What they find is that the transition out of, or into, snowball phases is smoother for M-stars (cool) than for F- and G-stars (hotter). The idea, if I understood it properly, is that M-stars emit most of their energy in the infrared, which is absorbed more by ice than is shorter wavelength (visible and UV) radiation. Therefore, hotter stars require a bigger input of energy before the ice starts melting and when it starts, the transition tends to be faster than around M-stars.
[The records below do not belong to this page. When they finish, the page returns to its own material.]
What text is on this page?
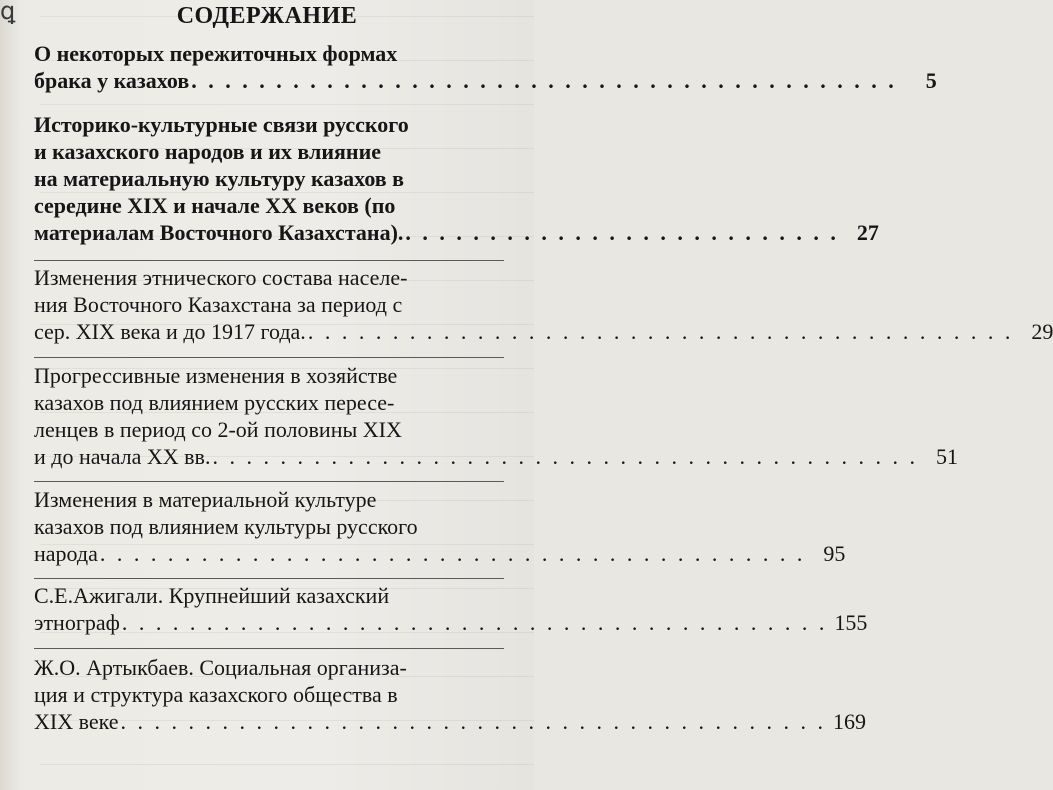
ꝗ	СОДЕРЖАНИЕ
О некоторых пережиточных формах
брака у казахов . . . . . . . . . . . . . . . . . . . . . . . . . . . . . . . . . . . . . . . . . .	5
Историко-культурные связи русского
и казахского народов и их влияние
на материальную культуру казахов в
середине XIX и начале XX веков (по
материалам Восточного Казахстана). . . . . . . . . . . . . . . . . . . . . . . . . . . 27
Изменения этнического состава населе-
ния Восточного Казахстана за период с
сер. XIX века и до 1917 года. . . . . . . . . . . . . . . . . . . . . . . . . . . . . . . . . . . . . . . . . . . 29
Прогрессивные изменения в хозяйстве
казахов под влиянием русских пересе-
ленцев в период со 2-ой половины XIX
и до начала XX вв. . . . . . . . . . . . . . . . . . . . . . . . . . . . . . . . . . . . . . . . . . . 51
Изменения в материальной культуре
казахов под влиянием культуры русского
народа . . . . . . . . . . . . . . . . . . . . . . . . . . . . . . . . . . . . . . . . . . 95
С.Е.Ажигали. Крупнейший казахский
этнограф . . . . . . . . . . . . . . . . . . . . . . . . . . . . . . . . . . . . . . . . . . 155
Ж.О. Артыкбаев. Социальная организа-
ция и структура казахского общества в
XIX веке . . . . . . . . . . . . . . . . . . . . . . . . . . . . . . . . . . . . . . . . . . 169
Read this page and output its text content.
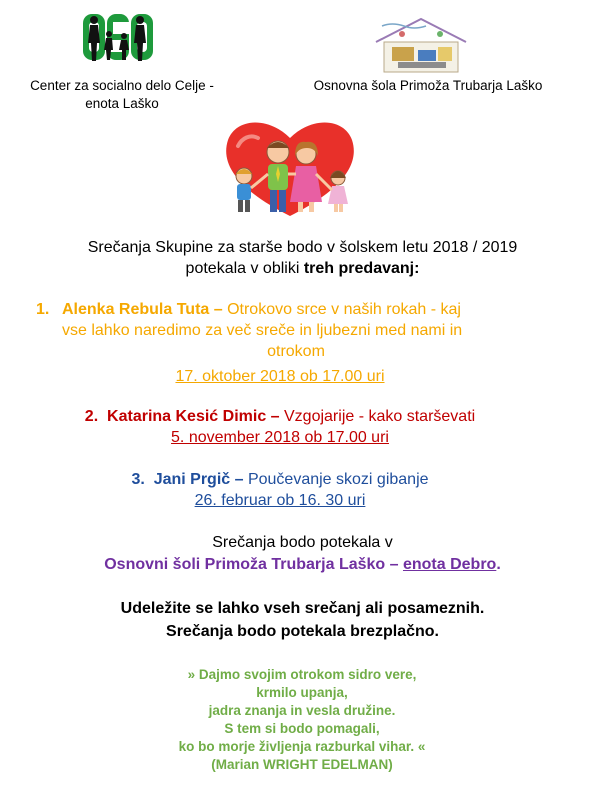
Center za socialno delo Celje -
enota Laško
Osnovna šola Primoža Trubarja Laško
Srečanja Skupine za starše bodo v šolskem letu 2018 / 2019
potekala v obliki treh predavanj:
1. Alenka Rebula Tuta – Otrokovo srce v naših rokah - kaj
vse lahko naredimo za več sreče in ljubezni med nami in
otrokom
17. oktober 2018 ob 17.00 uri
2. Katarina Kesić Dimic – Vzgojarije - kako starševati
5. november 2018 ob 17.00 uri
3. Jani Prgič – Poučevanje skozi gibanje
26. februar ob 16. 30 uri
Srečanja bodo potekala v
Osnovni šoli Primoža Trubarja Laško – enota Debro.
Udeležite se lahko vseh srečanj ali posameznih.
Srečanja bodo potekala brezplačno.
» Dajmo svojim otrokom sidro vere,
krmilo upanja,
jadra znanja in vesla družine.
S tem si bodo pomagali,
ko bo morje življenja razburkal vihar. «
(Marian WRIGHT EDELMAN)
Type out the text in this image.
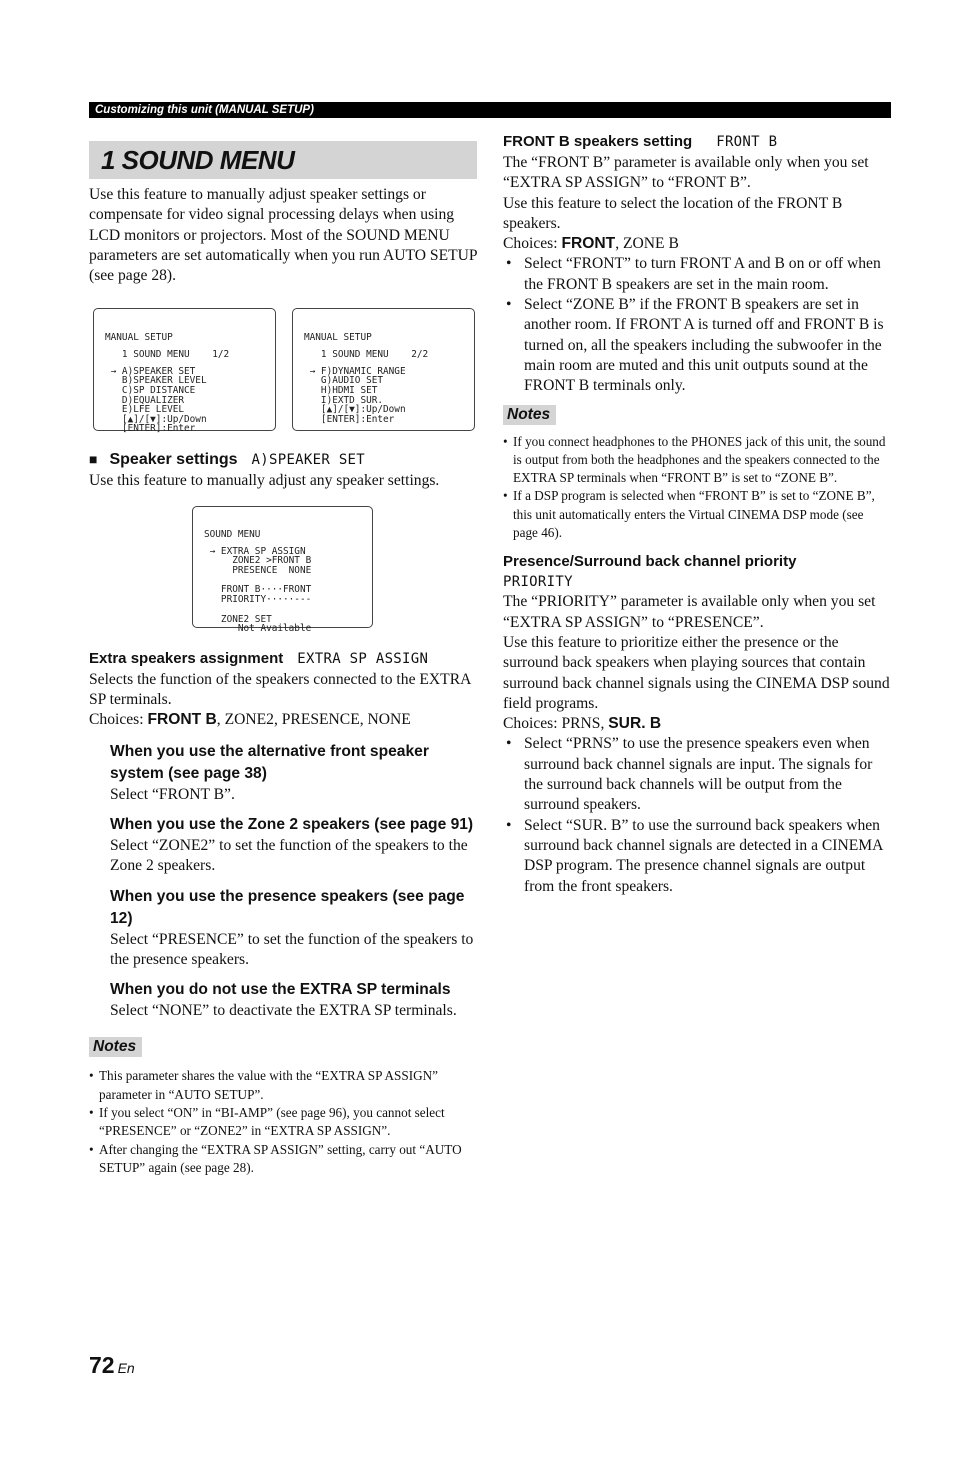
Customizing this unit (MANUAL SETUP)
1 SOUND MENU

Use this feature to manually adjust speaker settings or compensate for video signal processing delays when using LCD monitors or projectors. Most of the SOUND MENU parameters are set automatically when you run AUTO SETUP (see page 28).

MANUAL SETUP
1 SOUND MENU    1/2
→ A)SPEAKER SET
B)SPEAKER LEVEL
C)SP DISTANCE
D)EQUALIZER
E)LFE LEVEL
[▲]/[▼]:Up/Down
[ENTER]:Enter

MANUAL SETUP
1 SOUND MENU    2/2
→ F)DYNAMIC RANGE
G)AUDIO SET
H)HDMI SET
I)EXTD SUR.
[▲]/[▼]:Up/Down
[ENTER]:Enter

■ Speaker settings A)SPEAKER SET

Use this feature to manually adjust any speaker settings.

SOUND MENU
→ EXTRA SP ASSIGN
ZONE2 >FRONT B
PRESENCE  NONE
FRONT B····FRONT
PRIORITY·····---
ZONE2 SET
Not Available

Extra speakers assignment EXTRA SP ASSIGN

Selects the function of the speakers connected to the EXTRA SP terminals.

Choices: FRONT B, ZONE2, PRESENCE, NONE

When you use the alternative front speaker system (see page 38)

Select “FRONT B”.

When you use the Zone 2 speakers (see page 91)

Select “ZONE2” to set the function of the speakers to the Zone 2 speakers.

When you use the presence speakers (see page 12)

Select “PRESENCE” to set the function of the speakers to the presence speakers.

When you do not use the EXTRA SP terminals

Select “NONE” to deactivate the EXTRA SP terminals.

Notes
• This parameter shares the value with the “EXTRA SP ASSIGN” parameter in “AUTO SETUP”.
• If you select “ON” in “BI-AMP” (see page 96), you cannot select “PRESENCE” or “ZONE2” in “EXTRA SP ASSIGN”.
• After changing the “EXTRA SP ASSIGN” setting, carry out “AUTO SETUP” again (see page 28).
FRONT B speakers setting FRONT B

The “FRONT B” parameter is available only when you set “EXTRA SP ASSIGN” to “FRONT B”.

Use this feature to select the location of the FRONT B speakers.

Choices: FRONT, ZONE B

• Select “FRONT” to turn FRONT A and B on or off when the FRONT B speakers are set in the main room.
• Select “ZONE B” if the FRONT B speakers are set in another room. If FRONT A is turned off and FRONT B is turned on, all the speakers including the subwoofer in the main room are muted and this unit outputs sound at the FRONT B terminals only.
Notes
• If you connect headphones to the PHONES jack of this unit, the sound is output from both the headphones and the speakers connected to the EXTRA SP terminals when “FRONT B” is set to “ZONE B”.
• If a DSP program is selected when “FRONT B” is set to “ZONE B”, this unit automatically enters the Virtual CINEMA DSP mode (see page 46).
Presence/Surround back channel priority
PRIORITY

The “PRIORITY” parameter is available only when you set “EXTRA SP ASSIGN” to “PRESENCE”.

Use this feature to prioritize either the presence or the surround back speakers when playing sources that contain surround back channel signals using the CINEMA DSP sound field programs.

Choices: PRNS, SUR. B

• Select “PRNS” to use the presence speakers even when surround back channel signals are input. The signals for the surround back channels will be output from the surround speakers.
• Select “SUR. B” to use the surround back speakers when surround back channel signals are detected in a CINEMA DSP program. The presence channel signals are output from the front speakers.
72 En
As you can see from the figure above, for modern CO2 concentrations a snowball planet around a Sun-like star would require an insolation greater (more than 100%) than our insolation today. We moved out of our snowball phase because volcanic outgassing increased CO2 concentrations to levels much higher than today. They also considered this, and showed that M-stars would more easily move out of their snowball phase if CO2 increased, than F- and G-stars. The basic conclusion of the paper is that
Planets near the outer edge of the habitable zones of M-dwarf stars will become more hospitable for surface life earlier in their host stars’ evolutionary paths than their ice-covered counterparts orbiting brighter stars, although this may take a longer absolute time, as an M dwarf brightens more slowly than a G dwarf.
which is interesting, although we have yet to find another planet that we really think might be habitable. Having said that, planets around M-stars are our best bet at the moment.
This paper also reminds me of something else that I think is related. I recently saw a paper that was arguing that the oceans are poor emitters of infrared, unlike ice. This suggests that the reduction of Arctic sea ice can further enhance warming because the ocean surface will emit less infrared than would be emitted were it still covered in ice. If anyone remembers which paper this was, maybe they can point it out. Anyway, enough from me.